Les gardes leur distribuèrent quelques bourrades dans le dos, dans une démonstration de zèle bien superflue, et les captifs obéirent. Soudain, Edvin remarqua, posée à côté de la chaise de celui qui était certainement le Prieur, la sacoche en cuir de facture barbare.

Une vision lui revint: le cuir presque doux à force d'usure, et les pièces, des Couronnes d'or de Heim, des Akhilons Royaux, des Flèches en argent triangulaires venues de la lointaine Kalev, et d'autres monnaies de la Grande Baie du sud, émises par de lointaines nations marchandes. Or, argent, et même quelques gemmes grossièrement taillées à la mode barbare; richesses dans lesquelles il avait plongé ses mains, comme dans une fontaine de prospérité et de longévité. Cela aurait pu devenir la réalisation de ses projets, la fin d'une vie trop modeste et des voyages dangereux, une bonne terre, une maison à la ville. Maintenant, le Prieur allait tout dépenser en pierres de taille pour retaper le quatrième mur de sa forteresse. Il serra les dents.

— ... et il n'y avait personne d'autre dans la grotte que ces deux pouilleux, terminait Arald.
— C'est bien. Tu as presque rattrapé tes erreurs de jugement passées, conclut le Prieur d'une voix glacée.

Le vieil homme se leva et s'approcha des captifs, braquant sur eux un regard fixe. Ses yeux étaient surmontés de sourcils totalement blancs, ce qui accentuait encore leur noirceur. Il n'était pas très grand, mais ses larges épaules et ses bras noueux donnaient une idée de sa vigueur passée. Le bas de son visage disparaissait sous une barbe d'une blancheur de neige.

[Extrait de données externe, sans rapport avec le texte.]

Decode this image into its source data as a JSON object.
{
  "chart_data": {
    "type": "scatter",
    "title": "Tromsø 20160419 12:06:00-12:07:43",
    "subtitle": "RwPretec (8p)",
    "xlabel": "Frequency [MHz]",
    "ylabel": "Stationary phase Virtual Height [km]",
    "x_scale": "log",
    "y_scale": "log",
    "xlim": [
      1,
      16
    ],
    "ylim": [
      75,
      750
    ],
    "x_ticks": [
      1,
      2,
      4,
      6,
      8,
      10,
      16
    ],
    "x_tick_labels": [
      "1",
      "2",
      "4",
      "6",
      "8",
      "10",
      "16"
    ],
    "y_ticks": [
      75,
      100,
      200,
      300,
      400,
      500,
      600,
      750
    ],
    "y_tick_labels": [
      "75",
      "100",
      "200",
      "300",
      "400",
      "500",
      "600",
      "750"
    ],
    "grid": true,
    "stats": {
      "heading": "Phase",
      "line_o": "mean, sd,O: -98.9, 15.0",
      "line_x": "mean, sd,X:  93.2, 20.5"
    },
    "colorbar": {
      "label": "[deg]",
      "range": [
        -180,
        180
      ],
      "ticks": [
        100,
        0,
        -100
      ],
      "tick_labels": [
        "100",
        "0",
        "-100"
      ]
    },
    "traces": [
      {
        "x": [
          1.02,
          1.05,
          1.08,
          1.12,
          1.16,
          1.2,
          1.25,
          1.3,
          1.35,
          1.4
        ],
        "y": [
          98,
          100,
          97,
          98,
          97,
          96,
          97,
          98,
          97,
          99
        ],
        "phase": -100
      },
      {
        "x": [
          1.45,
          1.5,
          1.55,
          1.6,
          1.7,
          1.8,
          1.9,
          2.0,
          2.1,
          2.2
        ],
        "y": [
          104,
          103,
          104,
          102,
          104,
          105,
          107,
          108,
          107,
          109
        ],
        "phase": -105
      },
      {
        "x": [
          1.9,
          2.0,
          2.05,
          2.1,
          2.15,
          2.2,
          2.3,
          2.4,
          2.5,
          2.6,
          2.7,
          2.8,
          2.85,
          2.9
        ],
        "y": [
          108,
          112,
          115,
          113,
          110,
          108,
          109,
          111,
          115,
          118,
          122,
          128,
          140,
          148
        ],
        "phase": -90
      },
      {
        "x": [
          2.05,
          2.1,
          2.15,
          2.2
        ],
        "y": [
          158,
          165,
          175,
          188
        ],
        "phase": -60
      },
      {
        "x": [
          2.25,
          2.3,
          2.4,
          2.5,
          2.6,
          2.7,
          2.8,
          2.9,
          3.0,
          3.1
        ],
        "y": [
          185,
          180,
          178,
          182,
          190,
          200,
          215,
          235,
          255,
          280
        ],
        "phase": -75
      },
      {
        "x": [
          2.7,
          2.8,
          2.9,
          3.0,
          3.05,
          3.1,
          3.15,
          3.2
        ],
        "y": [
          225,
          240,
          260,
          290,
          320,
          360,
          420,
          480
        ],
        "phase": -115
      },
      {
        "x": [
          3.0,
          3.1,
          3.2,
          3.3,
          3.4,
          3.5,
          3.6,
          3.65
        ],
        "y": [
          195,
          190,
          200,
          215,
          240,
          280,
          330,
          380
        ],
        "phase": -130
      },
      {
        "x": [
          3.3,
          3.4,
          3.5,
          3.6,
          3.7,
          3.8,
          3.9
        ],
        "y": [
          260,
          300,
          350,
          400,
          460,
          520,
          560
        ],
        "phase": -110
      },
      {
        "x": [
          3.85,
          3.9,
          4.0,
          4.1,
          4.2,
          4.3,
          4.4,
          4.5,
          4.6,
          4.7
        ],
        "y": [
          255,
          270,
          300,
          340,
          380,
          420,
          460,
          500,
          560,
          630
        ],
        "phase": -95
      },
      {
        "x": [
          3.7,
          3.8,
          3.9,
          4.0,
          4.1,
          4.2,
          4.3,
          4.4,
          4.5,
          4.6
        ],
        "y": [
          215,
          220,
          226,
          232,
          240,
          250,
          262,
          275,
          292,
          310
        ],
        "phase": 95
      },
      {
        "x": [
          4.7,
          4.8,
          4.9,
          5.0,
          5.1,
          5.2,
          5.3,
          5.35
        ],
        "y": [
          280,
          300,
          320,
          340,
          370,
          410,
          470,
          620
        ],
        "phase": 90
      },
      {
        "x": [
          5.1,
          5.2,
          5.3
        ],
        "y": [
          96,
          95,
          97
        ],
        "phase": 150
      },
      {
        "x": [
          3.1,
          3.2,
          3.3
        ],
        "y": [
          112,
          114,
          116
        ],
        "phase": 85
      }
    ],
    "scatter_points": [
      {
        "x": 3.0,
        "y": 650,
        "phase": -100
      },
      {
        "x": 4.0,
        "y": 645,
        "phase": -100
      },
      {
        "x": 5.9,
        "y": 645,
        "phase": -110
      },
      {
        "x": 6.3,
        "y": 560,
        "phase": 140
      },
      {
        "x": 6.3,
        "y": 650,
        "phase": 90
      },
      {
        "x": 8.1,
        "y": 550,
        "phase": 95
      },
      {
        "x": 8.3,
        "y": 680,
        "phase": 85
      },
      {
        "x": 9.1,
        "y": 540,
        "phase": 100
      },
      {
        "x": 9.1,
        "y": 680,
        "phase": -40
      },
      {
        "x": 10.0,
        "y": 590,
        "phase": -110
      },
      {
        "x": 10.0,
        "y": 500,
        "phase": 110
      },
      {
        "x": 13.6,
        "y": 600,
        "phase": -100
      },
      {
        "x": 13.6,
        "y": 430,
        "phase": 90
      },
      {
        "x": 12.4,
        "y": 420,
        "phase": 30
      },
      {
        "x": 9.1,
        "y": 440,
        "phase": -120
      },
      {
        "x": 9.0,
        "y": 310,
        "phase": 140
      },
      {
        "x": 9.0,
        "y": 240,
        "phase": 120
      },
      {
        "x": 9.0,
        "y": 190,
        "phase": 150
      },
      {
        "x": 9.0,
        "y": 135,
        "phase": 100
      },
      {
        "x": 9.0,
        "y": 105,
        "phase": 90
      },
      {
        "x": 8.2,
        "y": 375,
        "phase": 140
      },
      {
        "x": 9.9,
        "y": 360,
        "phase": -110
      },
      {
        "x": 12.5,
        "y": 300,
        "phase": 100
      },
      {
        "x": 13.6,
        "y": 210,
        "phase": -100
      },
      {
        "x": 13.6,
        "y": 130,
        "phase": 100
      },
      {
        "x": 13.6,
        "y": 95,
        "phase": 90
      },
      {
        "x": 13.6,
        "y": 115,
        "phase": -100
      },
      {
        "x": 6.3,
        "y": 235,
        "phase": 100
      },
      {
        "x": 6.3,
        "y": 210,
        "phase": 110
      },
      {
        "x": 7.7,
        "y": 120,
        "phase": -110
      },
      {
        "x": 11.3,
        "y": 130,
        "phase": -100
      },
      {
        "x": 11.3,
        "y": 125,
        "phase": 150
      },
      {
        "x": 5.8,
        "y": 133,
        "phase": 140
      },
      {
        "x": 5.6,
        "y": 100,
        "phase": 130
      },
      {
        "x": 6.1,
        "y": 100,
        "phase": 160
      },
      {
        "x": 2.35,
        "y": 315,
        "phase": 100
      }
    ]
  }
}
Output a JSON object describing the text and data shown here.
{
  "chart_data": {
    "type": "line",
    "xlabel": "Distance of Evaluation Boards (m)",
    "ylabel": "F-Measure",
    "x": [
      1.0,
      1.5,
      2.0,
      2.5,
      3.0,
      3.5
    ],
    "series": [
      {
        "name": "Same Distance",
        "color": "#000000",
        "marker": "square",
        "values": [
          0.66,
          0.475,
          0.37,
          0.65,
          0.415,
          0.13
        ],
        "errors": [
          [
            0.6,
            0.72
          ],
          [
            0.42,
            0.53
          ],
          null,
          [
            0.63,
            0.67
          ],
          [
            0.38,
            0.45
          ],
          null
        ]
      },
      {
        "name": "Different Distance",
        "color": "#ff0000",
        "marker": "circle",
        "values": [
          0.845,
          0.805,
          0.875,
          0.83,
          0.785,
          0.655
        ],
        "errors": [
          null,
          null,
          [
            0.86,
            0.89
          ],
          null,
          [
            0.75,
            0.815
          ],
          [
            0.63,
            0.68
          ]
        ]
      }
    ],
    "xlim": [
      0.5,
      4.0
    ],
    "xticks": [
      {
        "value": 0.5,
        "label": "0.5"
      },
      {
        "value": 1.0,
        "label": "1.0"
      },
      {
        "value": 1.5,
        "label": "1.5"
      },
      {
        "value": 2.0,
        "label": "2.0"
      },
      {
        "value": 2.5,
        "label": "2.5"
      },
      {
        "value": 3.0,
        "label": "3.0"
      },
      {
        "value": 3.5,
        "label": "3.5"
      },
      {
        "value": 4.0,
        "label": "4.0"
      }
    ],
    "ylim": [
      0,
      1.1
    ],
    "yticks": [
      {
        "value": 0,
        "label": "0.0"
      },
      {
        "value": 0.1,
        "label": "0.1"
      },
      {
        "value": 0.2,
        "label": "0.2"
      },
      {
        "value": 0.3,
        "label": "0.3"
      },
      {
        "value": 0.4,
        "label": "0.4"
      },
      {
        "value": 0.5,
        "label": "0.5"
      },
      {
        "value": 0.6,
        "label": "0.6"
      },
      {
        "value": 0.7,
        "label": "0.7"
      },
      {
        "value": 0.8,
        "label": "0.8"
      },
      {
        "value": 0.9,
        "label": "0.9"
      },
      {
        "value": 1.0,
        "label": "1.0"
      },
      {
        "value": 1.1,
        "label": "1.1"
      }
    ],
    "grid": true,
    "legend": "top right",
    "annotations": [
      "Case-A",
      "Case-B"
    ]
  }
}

— Je pourrais vous faire pendre, grommela-t-il sans les quitter des yeux. Avez-vous la moindre idée de ce que vous avez trouvé?

Edvin, malgré lui, hocha la tête.

— Une cache Borag, un trésor de guerre datant de la Conquête. Savez-vous à qui appartiennent toutes les terres de la Marche du Nord ?
— Au Baron? tenta Edvin
— Au duc de Heim, qui en a confié l'administration au Baron. Mon garçon, tu n'est pas totalement illettré, mais désormais tu parleras seulement quand je t'en donnerai l'ordre.

Edvin inclina la tête en assentiment. Il sentait sur lui le regard réprobateur d'Efi. Mais il savait aussi que dans une armée, il faut savoir faire plaisir à un supérieur et jouer le jeu de la brimade, des fausses questions et réponses, pour éviter pire.

— Et vous savez donc à qui appartiennent les richesses que l'on trouve dans les terres de la Marche ? poursuivit le Prieur, toujours sur le mode du questionnement rhétorique. Au Duc, toujours. Ceux qui mettent la main dessus doivent immédiatement les remettre à l'Ordre, qui les remet lui-même au Baron. Cela sert à financer les défenses et la sécurité de la Marche contre les Barbares.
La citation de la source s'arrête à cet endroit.